LadyGardenersQuestionTime · 22/10/2022 11:01

I've been in your shoes, it turns out one of my specialist skills is tolerating an unhappy marriage.

It's a miserable existence with lifelong repercussions and I strongly recommend you put all your energy into working on your exit plan.

If you think you can't afford to leave - you're wrong (I thought this and I was SOOO wrong!). You just need to cut your coat according to your cloth. Happy and poor is much better than miserable and financially comfortable.

geraniumsandsunshine · 22/10/2022 19:54

So you aren't asking on advice to leave but advice on how to cope.

Don't get into arguments. Just reply with simple non passive aggressive responses.

Can you tell us more about the hostility and problems to help us guide responses and strategies please?

Does he provide you with enough money to live or is he financially abusive? What does he expect from you and what does he get from the marriage?

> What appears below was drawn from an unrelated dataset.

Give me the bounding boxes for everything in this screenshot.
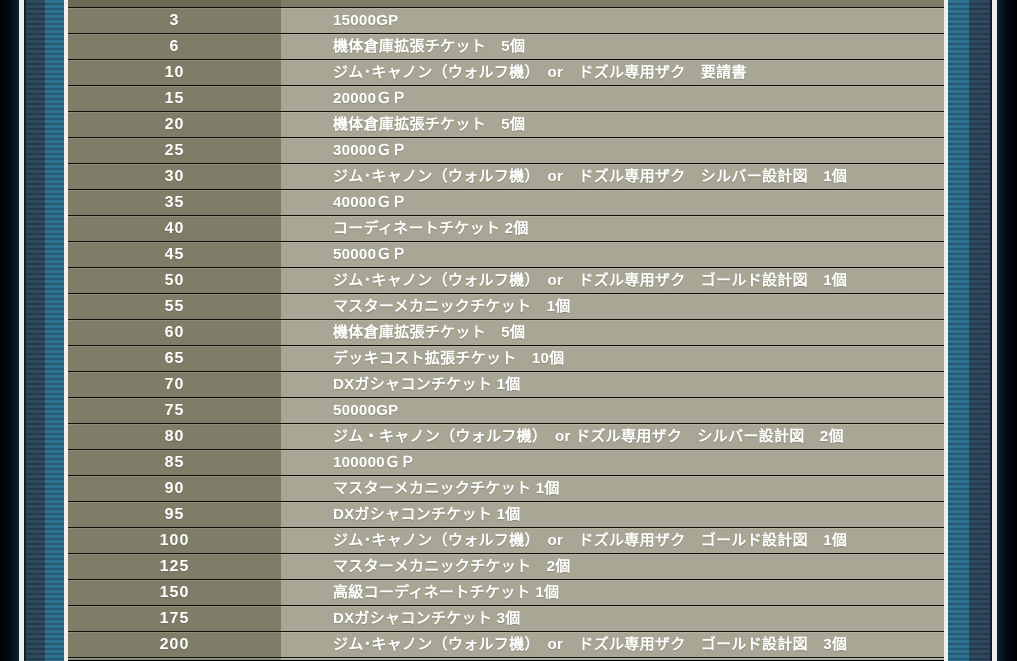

mammymums · 22/10/2022 20:25

@needtolovemneedtoloveme you mentioned you DH is retired. From my experience, some of the things you mentioned are a sign of early onset of dementia. If he hasn't always been abusive, there might be a possibility that he's developing it. That's how it often manifests itself in later years ...I am a social worker. You would be surprised by the number of divorces in middle age only for one of the parties to get a diagnosis of dementia within a couple of years of divorcing.